The Explore-Exploit Tradeoff for AI Tools

Jill Cates

28 Mar 2026 — 4 min read

Optimizing the multi-armed bandit, one paw-step at a time. (Image generated using Nano Banana 2)

I've been spending a lot of time lately figuring out which AI tools to invest in. New models, new frameworks, new CLI tools, new IDE integrations (or no IDE at all?!). The ecosystem is moving so fast that just orienting yourself feels like a project in its own right.

At some point, though, I had to stop evaluating and start building.

This tension is something I keep coming back to. In reinforcement learning, it has a name: the explore-exploit tradeoff. The classic framing is the multi-armed bandit problem. You're standing in front of a row of slot machines, each with an unknown payout rate. Do you keep pulling the lever on the machine that's been paying out decently? Or do you try a new one that might be better, but might also be a total dud?

That's the dilemma with AI tools right now. Andrej Karpathy, one of the most respected voices in ML, captures the feeling pretty well in this post:

I've never felt this much behind as a programmer. The profession is being dramatically refactored as the bits contributed by the programmer are increasingly sparse and between. I have a sense that I could be 10X more powerful if I just properly string together what has become…
— Andrej Karpathy (@karpathy) December 26, 2025

The surface area of what we could be learning right now is enormous, and it's expanding faster than anyone can keep up with. The pull to explore feels rational because these tools are genuinely improving at a wild pace. Sometimes the new thing really is a meaningful leap forward.

But there's a cost to perpetual exploration. Every hour spent evaluating a new tool is an hour not spent building with the tools you already have. And building is where the compounding happens.

The 80/20 Split

I've landed on a rough ratio that works for me, at least for now: 80% exploitation, 20% exploration.

The 80% is about depth. I choose the tools that work for me and commit to them long enough to build real fluency. There's a compounding effect to sticking with something – you start to internalize the quirks and work around the limitations without thinking. At the moment, I’ve doubled down on Claude Code and built out a set of custom skills and agents to automate a lot of the tedious parts of my workflow. These days, over 90% of my PRs involve AI somewhere in the loop.
The 20% is about staying current without losing your mind. For me, this looks like reading tech blogs, paying attention to what coworkers share in Slack, experimenting with new workflows (I've been playing around with agent teams lately), and occasionally spinning up a tool I haven't tried before just to get a feel for it. The goal isn’t to adopt everything. It’s to maintain enough awareness that when something genuinely useful drops, I recognize it.

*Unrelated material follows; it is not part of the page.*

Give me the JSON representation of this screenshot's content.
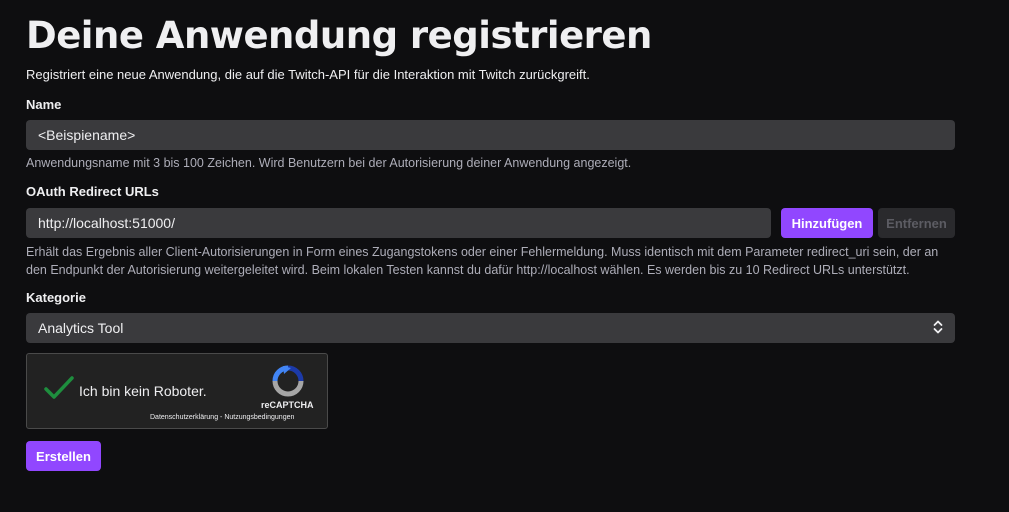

This ratio isn't fixed, though. If you're just getting started with AI tools, you probably should be exploring more – maybe 50-50 or even 60-40 in favour of exploration. If you're mid-project and shipping on a deadline, it might be 95% exploit and 5% explore. The point isn't the exact numbers. It's being intentional about the split rather than letting it happen to you.

The 20% in Practice

I've found that exploration only works if I'm deliberate about it. My version of this is usually a couple of hours on Friday afternoon, when my brain is too cooked for deep work anyway. I pick one thing: a new model, a tool a coworker mentioned, a workflow I read about in a blog post. If it doesn't "click" within an hour, I move on.

Most things don’t stick, and that’s expected. I recently tried Pi after hearing a lot of hype about it at work, and it didn’t really change anything for me. I still prefer Claude Code. But occasionally something does land. For example, I tried autoresearch in the same spirit, and it’s already making its way into my daily workflow.

The point of this isn’t to find a winner every time. It’s to keep a light sampling loop running in the background, so that when something is genuinely useful, it stands out quickly.

What I try to avoid is reactive exploration - e.g., seeing a demo of a flashy tool and immediately going down a three-hour setup rabbit hole in the middle of a workday. Sometimes this pays off, but more often it fragments my attention and leaves me with a shallow understanding of something I didn’t spend enough time with to evaluate properly. I still catch myself slipping into this, which is exactly why I rely on the 80/20 split as a guardrail.

Exploration feels productive because it looks like progress. But compounding only happens on the exploitation side. In reinforcement learning, there's no optimal solution to the explore-exploit tradeoff — only policies that adapt well over time. I think that's true here too. The goal isn't to get the ratio perfect. It's to notice when you've been exploring so long that you've forgotten what you were trying to build.